HABER MERKEZİ – “Tecridin ve baskıların sonlandırılması” talebiyle cezaevlerinde başlatılan süresiz-dönüşümlü açlık grevi eylemi 131. gününde devam ediyor. Cezaevlerinde ağır bit tecrit yaşandığını kaydeden İHD İzmir Şubesi Hapishane Komisyonu Üyesi Ahmet Çiçek, “Muhatap Adalet Bakanlığı ve İçişleri Bakanı’dır. Bizim çağrılarımız bu işin muhataplarının sessizliğinin bozmasıdır” dedi.

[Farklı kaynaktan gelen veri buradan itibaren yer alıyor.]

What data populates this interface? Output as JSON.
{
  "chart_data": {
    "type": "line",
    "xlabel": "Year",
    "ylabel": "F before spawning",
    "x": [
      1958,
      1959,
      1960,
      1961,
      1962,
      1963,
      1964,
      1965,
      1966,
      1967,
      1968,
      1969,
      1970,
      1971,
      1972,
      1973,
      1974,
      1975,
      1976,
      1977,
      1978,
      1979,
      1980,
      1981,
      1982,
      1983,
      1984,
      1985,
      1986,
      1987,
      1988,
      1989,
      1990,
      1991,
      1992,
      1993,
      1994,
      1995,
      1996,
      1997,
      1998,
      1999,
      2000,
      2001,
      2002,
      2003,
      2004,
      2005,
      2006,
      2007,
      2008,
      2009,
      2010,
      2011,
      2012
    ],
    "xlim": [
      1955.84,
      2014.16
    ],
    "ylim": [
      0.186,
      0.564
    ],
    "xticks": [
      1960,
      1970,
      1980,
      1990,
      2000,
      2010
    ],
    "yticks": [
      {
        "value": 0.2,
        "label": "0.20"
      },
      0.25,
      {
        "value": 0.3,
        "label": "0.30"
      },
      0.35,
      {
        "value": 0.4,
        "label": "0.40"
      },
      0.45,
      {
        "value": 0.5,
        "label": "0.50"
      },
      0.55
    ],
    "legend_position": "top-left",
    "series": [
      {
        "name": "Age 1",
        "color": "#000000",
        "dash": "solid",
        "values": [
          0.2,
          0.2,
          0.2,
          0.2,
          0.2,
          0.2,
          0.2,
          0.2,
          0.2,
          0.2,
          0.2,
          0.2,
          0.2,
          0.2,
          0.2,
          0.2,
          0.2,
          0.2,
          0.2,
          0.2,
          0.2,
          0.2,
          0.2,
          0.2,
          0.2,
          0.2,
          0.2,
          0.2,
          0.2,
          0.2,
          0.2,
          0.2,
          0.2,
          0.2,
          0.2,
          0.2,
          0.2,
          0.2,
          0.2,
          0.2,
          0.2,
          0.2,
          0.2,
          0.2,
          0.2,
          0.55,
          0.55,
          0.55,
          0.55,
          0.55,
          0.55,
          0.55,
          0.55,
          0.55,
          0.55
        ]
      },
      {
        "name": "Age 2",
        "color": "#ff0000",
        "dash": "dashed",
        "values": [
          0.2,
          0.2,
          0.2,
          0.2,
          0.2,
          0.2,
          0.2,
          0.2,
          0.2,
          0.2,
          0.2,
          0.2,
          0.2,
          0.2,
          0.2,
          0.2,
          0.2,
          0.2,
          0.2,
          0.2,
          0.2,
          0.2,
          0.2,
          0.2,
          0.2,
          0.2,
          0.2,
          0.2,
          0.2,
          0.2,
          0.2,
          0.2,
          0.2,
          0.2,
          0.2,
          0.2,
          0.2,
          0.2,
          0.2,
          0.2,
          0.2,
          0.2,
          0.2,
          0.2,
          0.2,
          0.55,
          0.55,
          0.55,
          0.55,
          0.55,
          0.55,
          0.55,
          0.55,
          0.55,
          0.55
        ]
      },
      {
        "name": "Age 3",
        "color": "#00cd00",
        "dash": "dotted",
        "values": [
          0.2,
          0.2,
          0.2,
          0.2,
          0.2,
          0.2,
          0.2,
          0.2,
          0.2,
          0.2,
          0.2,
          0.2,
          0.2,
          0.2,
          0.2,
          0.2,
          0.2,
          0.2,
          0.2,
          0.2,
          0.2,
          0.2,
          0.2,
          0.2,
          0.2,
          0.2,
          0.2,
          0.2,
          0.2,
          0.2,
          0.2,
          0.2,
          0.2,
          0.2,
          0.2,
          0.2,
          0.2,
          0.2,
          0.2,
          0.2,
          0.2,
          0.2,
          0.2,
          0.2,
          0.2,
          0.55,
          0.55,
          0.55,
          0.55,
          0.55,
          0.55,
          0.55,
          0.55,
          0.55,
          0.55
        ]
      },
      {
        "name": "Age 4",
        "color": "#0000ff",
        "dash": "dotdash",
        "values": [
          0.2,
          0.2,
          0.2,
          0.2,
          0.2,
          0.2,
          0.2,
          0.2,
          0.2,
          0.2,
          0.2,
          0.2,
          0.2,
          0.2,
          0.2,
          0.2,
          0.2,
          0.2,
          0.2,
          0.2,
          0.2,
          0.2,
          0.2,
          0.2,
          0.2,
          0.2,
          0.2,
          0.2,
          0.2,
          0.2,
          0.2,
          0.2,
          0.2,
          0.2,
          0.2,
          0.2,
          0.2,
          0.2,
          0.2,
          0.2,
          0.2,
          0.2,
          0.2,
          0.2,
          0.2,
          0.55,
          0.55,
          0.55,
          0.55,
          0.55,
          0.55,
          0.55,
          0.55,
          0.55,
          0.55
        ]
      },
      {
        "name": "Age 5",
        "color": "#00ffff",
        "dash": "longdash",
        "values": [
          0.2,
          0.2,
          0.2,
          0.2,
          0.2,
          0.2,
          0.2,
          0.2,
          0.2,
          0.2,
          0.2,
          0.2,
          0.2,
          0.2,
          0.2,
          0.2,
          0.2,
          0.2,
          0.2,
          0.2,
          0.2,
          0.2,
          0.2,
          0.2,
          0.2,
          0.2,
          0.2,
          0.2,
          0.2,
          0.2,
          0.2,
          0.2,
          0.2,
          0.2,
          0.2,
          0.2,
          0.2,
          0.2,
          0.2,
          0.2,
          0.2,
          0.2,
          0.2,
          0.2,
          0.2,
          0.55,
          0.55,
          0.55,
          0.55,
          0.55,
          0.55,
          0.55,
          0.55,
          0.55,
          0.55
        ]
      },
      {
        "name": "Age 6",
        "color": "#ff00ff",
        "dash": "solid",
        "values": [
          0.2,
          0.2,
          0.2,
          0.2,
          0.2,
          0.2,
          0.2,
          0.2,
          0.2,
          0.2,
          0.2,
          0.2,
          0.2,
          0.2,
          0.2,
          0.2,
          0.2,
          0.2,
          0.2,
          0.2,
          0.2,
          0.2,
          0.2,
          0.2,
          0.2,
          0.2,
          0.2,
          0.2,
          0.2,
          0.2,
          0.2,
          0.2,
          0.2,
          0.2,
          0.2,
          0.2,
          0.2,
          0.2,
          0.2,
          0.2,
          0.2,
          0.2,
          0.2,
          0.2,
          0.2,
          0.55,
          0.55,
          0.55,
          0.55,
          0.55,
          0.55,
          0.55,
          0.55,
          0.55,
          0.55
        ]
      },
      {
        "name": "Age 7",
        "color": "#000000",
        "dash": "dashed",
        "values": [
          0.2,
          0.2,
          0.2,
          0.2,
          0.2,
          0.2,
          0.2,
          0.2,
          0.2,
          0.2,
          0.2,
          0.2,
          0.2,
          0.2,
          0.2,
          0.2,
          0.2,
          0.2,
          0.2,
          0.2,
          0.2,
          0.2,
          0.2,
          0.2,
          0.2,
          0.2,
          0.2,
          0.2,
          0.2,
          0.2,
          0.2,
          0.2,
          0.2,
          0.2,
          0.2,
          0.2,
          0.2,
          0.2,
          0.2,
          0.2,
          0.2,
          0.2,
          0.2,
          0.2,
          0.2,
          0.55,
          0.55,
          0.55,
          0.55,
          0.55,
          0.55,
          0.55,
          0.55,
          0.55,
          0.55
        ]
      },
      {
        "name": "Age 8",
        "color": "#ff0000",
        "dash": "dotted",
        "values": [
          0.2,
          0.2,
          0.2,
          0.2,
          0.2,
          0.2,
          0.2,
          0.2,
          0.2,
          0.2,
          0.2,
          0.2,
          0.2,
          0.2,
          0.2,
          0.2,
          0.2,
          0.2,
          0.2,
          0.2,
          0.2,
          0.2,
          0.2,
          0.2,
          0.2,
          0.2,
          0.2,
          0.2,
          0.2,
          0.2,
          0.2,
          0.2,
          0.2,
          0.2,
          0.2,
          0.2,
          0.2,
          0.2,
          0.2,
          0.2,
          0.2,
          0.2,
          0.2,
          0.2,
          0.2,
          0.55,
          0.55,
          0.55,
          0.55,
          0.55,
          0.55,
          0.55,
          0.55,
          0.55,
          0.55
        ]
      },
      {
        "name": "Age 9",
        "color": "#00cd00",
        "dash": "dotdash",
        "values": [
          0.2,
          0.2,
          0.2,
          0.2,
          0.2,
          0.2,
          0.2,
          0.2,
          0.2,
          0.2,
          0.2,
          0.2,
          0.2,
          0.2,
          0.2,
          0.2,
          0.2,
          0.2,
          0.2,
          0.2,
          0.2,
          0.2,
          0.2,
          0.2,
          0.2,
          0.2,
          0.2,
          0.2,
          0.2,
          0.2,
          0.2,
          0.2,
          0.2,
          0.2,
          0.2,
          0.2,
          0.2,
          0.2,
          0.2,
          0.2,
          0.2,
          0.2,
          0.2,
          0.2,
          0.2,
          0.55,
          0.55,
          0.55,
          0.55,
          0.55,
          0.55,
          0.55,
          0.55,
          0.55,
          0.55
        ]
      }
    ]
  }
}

Cezaevlerindeki siyasi tutukluların, “PKK lideri Abdullah Öcalan üzerinde süreklileşen tecridin sonlandırılması” talebiyle, kendilerine yönelik salgın sürecinde artan hak ihlallerini de protesto amacıyla başlattığı süresiz-dönüşümlü açlık grevi sürüyor.

Gruplar halinde beşer gün boyunca sürdürülen eylem 131’inci gününde.

Eylemin başladığı 27 Kasım 2020’den bu yana 100’den fazla cezaevine yayılan açlık grevinde binlerce tutuklunun yer aldığı belirtiliyor.

Cezaevlerindeki eyleme destek amacıyla Irak Kürdistan Bölgesi’ndeki Mahmur ile Yunanistan’daki Lavrio mülteci kamplarında kalanlar da açlık grevinde.

‘Tutuklular bize ulaşamıyor’

Açlık grevlerine dikkat çeken İnsan Hakları Derneği (İHD) İzmir Şubesi Hapishane Komisyonu Üyesi Ahmet Çiçek, açık hava hapishanesine dönüşen ülke gerçeğinin cezaevlerine hak ihlalleri olarak yansıdığını söyledi.

Mezopotamya Ajansı’ndan Naci Kaya’ya konuşan Çiçek, cezaevlerinin bir toplumun aynası olduğunu ancak gelinen aşamada ağır bir tecridin yaşandığını dile getirdi.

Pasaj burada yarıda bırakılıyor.